Egbert came into the large, dimly lit drawing-room with the air of a man who is not certain whether he is entering a dovecote or a bomb factory, and is prepared for either eventuality.  The little domestic quarrel over the luncheon-table had not been fought to a definite finish, and the question was how far Lady Anne was in a mood to renew or forgo hostilities.  Her pose in the arm-chair by the tea-table was rather elaborately rigid; in the gloom of a December afternoon Egbert’s pince-nez did not materially help him to discern the expression of her face.

By way of breaking whatever ice might be floating on the surface he made a remark about a dim religious light.  He or Lady Anne were accustomed to make that remark between 4.30 and 6 on winter and late

autumn evenings; it was a part of their married life.  There was no recognised rejoinder to it, and Lady Anne made none.

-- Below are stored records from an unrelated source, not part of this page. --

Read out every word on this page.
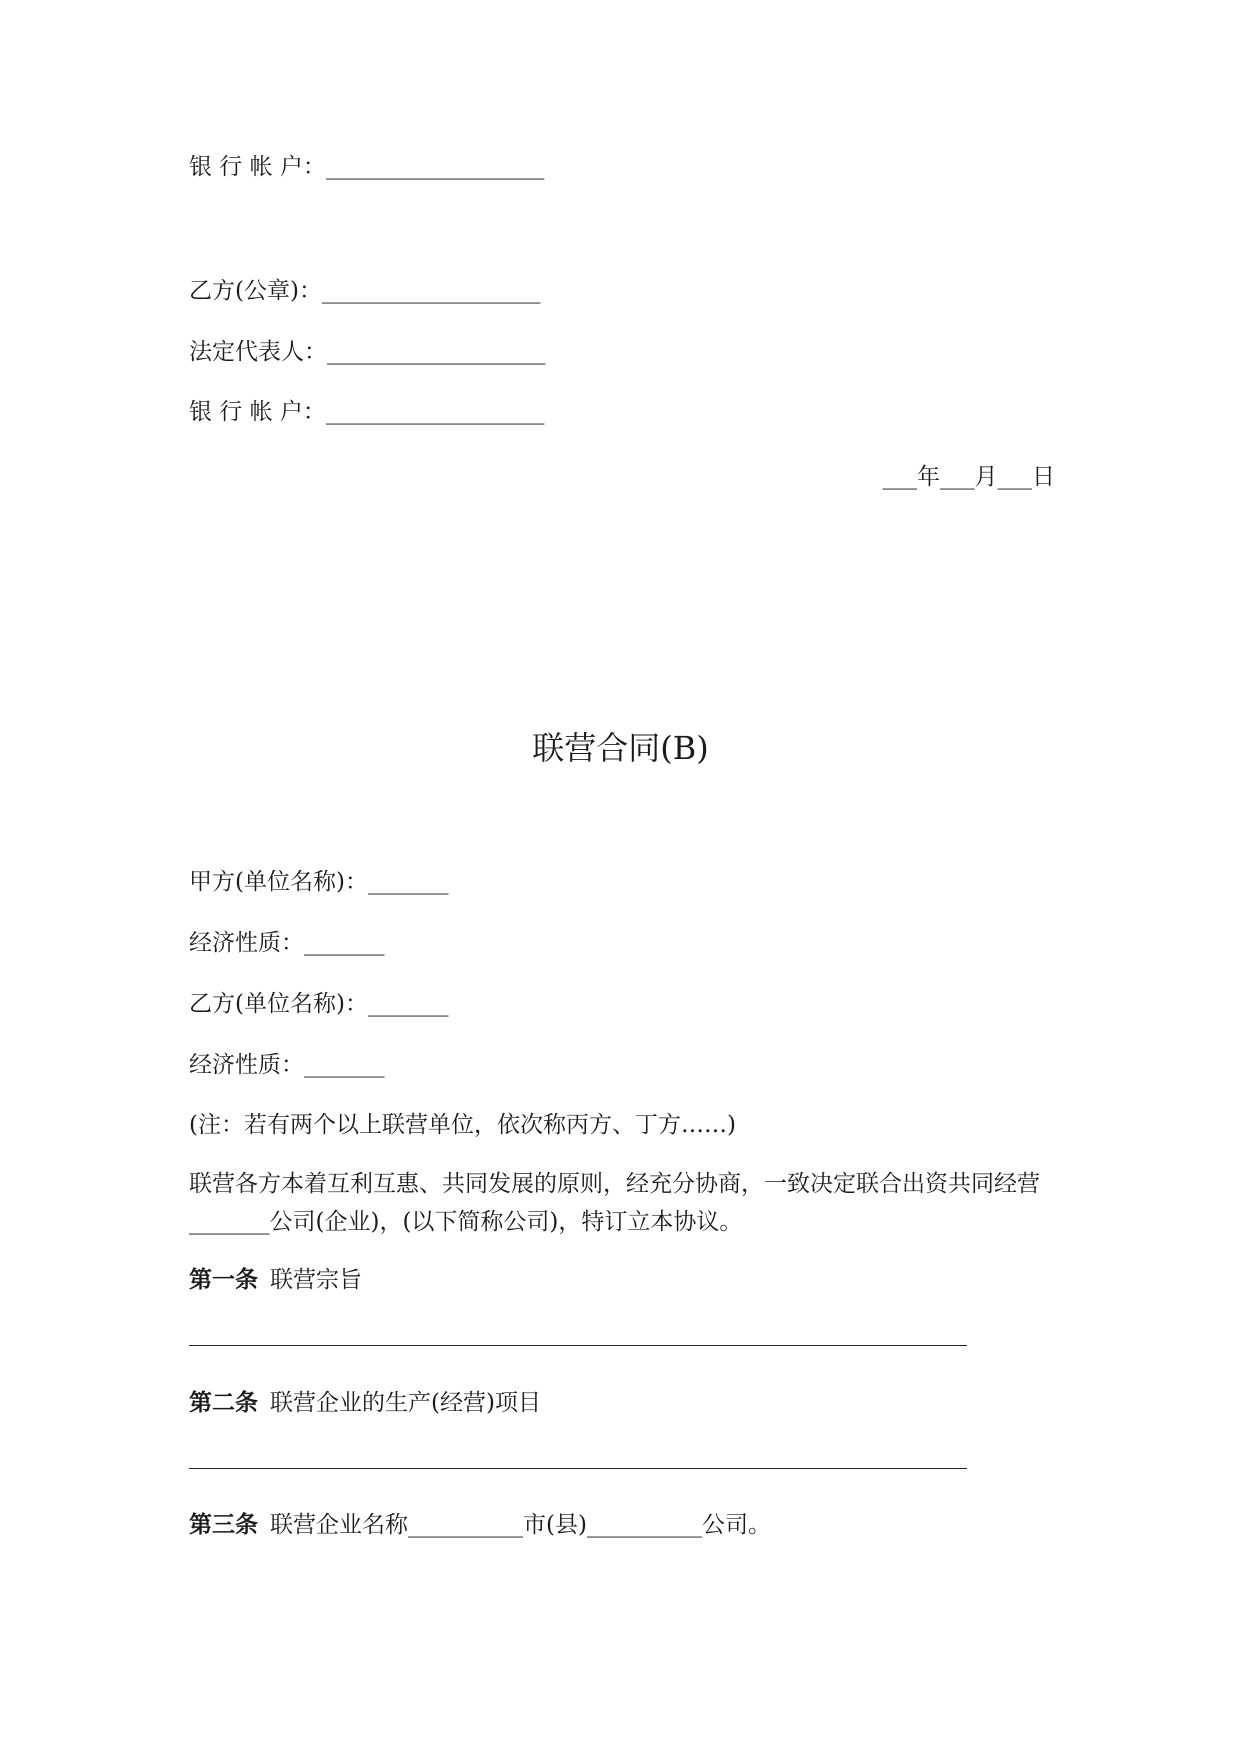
银 行 帐 户：___________________
乙方(公章)：___________________
法定代表人：___________________
银 行 帐 户：___________________
___年___月___日
联营合同(B)
甲方(单位名称)：_______
经济性质：_______
乙方(单位名称)：_______
经济性质：_______
(注：若有两个以上联营单位，依次称丙方、丁方……)
联营各方本着互利互惠、共同发展的原则，经充分协商，一致决定联合出资共同经营_______公司(企业)，(以下简称公司)，特订立本协议。
第一条 联营宗旨
第二条 联营企业的生产(经营)项目
第三条 联营企业名称__________市(县)__________公司。
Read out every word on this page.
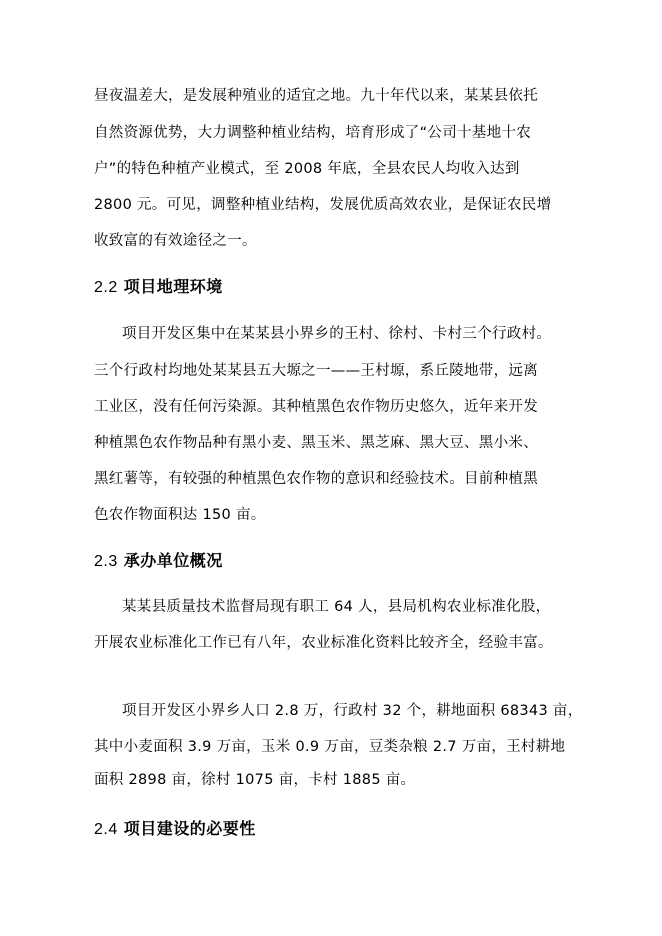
昼夜温差大，是发展种殖业的适宜之地。九十年代以来，某某县依托
自然资源优势，大力调整种植业结构，培育形成了“公司十基地十农
户”的特色种植产业模式，至 2008 年底，全县农民人均收入达到
2800 元。可见，调整种植业结构，发展优质高效农业，是保证农民增
收致富的有效途径之一。
2.2 项目地理环境
项目开发区集中在某某县小界乡的王村、徐村、卡村三个行政村。
三个行政村均地处某某县五大塬之一——王村塬，系丘陵地带，远离
工业区，没有任何污染源。其种植黑色农作物历史悠久，近年来开发
种植黑色农作物品种有黑小麦、黑玉米、黑芝麻、黑大豆、黑小米、
黑红薯等，有较强的种植黑色农作物的意识和经验技术。目前种植黑
色农作物面积达 150 亩。
2.3 承办单位概况
某某县质量技术监督局现有职工 64 人，县局机构农业标准化股，
开展农业标准化工作已有八年，农业标准化资料比较齐全，经验丰富。
项目开发区小界乡人口 2.8 万，行政村 32 个，耕地面积 68343 亩，
其中小麦面积 3.9 万亩，玉米 0.9 万亩，豆类杂粮 2.7 万亩，王村耕地
面积 2898 亩，徐村 1075 亩，卡村 1885 亩。
2.4 项目建设的必要性
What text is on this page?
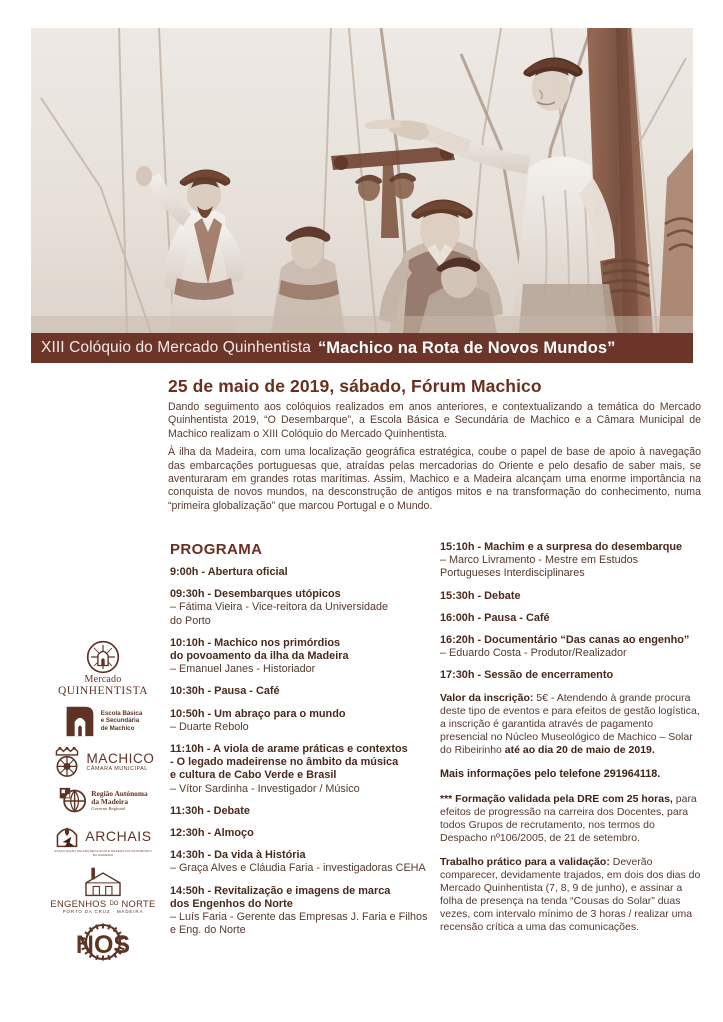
XIII Colóquio do Mercado Quinhentista “Machico na Rota de Novos Mundos”
25 de maio de 2019, sábado, Fórum Machico

Dando seguimento aos colóquios realizados em anos anteriores, e contextualizando a temática do Mercado Quinhentista 2019, “O Desembarque”, a Escola Básica e Secundária de Machico e a Câmara Municipal de Machico realizam o XIII Colóquio do Mercado Quinhentista.

À ilha da Madeira, com uma localização geográfica estratégica, coube o papel de base de apoio à navegação das embarcações portuguesas que, atraídas pelas mercadorias do Oriente e pelo desafio de saber mais, se aventuraram em grandes rotas marítimas. Assim, Machico e a Madeira alcançam uma enorme importância na conquista de novos mundos, na desconstrução de antigos mitos e na transformação do conhecimento, numa “primeira globalização” que marcou Portugal e o Mundo.

PROGRAMA
9:00h - Abertura oficial
09:30h - Desembarques utópicos
– Fátima Vieira - Vice-reitora da Universidade
do Porto
10:10h - Machico nos primórdios
do povoamento da ilha da Madeira
– Emanuel Janes - Historiador
10:30h - Pausa - Café
10:50h - Um abraço para o mundo
– Duarte Rebolo
11:10h - A viola de arame práticas e contextos
- O legado madeirense no âmbito da música
e cultura de Cabo Verde e Brasil
– Vítor Sardinha - Investigador / Músico
11:30h - Debate
12:30h - Almoço
14:30h - Da vida à História
– Graça Alves e Cláudia Faria - investigadoras CEHA
14:50h - Revitalização e imagens de marca
dos Engenhos do Norte
– Luís Faria - Gerente das Empresas J. Faria e Filhos
e Eng. do Norte
15:10h - Machim e a surpresa do desembarque
– Marco Livramento - Mestre em Estudos
Portugueses Interdisciplinares
15:30h - Debate
16:00h - Pausa - Café
16:20h - Documentário “Das canas ao engenho”
– Eduardo Costa - Produtor/Realizador
17:30h - Sessão de encerramento
Valor da inscrição: 5€ - Atendendo à grande procura deste tipo de eventos e para efeitos de gestão logística, a inscrição é garantida através de pagamento presencial no Núcleo Museológico de Machico – Solar do Ribeirinho até ao dia 20 de maio de 2019.
Mais informações pelo telefone 291964118.
*** Formação validada pela DRE com 25 horas, para efeitos de progressão na carreira dos Docentes, para todos Grupos de recrutamento, nos termos do Despacho nº106/2005, de 21 de setembro.
Trabalho prático para a validação: Deverão comparecer, devidamente trajados, em dois dos dias do Mercado Quinhentista (7, 8, 9 de junho), e assinar a folha de presença na tenda “Cousas do Solar” duas vezes, com intervalo mínimo de 3 horas / realizar uma recensão crítica a uma das comunicações.
Mercado
QUINHENTISTA
Escola Básica
e Secundária
de Machico
MACHICO
CÂMARA MUNICIPAL
Região Autónoma
da Madeira
Governo Regional
ARCHAIS
ASSOCIAÇÃO DE ARQUEOLOGIA E DEFESA DO PATRIMÓNIO DA MADEIRA
ENGENHOS DO NORTE
PORTO DA CRUZ · MADEIRA
NOS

Don Tarquinio lay astretch on the Persian rug, basking in the firelight with superb indifference to the possible ill-humour of Lady Anne.  His pedigree was as flawlessly Persian as the rug, and his ruff was coming into the glory of its second winter.  The page-boy, who had Renaissance tendencies, had christened him Don Tarquinio.  Left to themselves, Egbert and Lady Anne would unfailingly have called him Fluff, but they were not obstinate.

Egbert poured himself out some tea.  As the silence gave no sign of breaking on Lady Anne’s initiative, he braced himself for another Yermak effort.

“My remark at lunch had a purely academic application,” he announced; “you seem to put an unnecessarily personal significance into it.”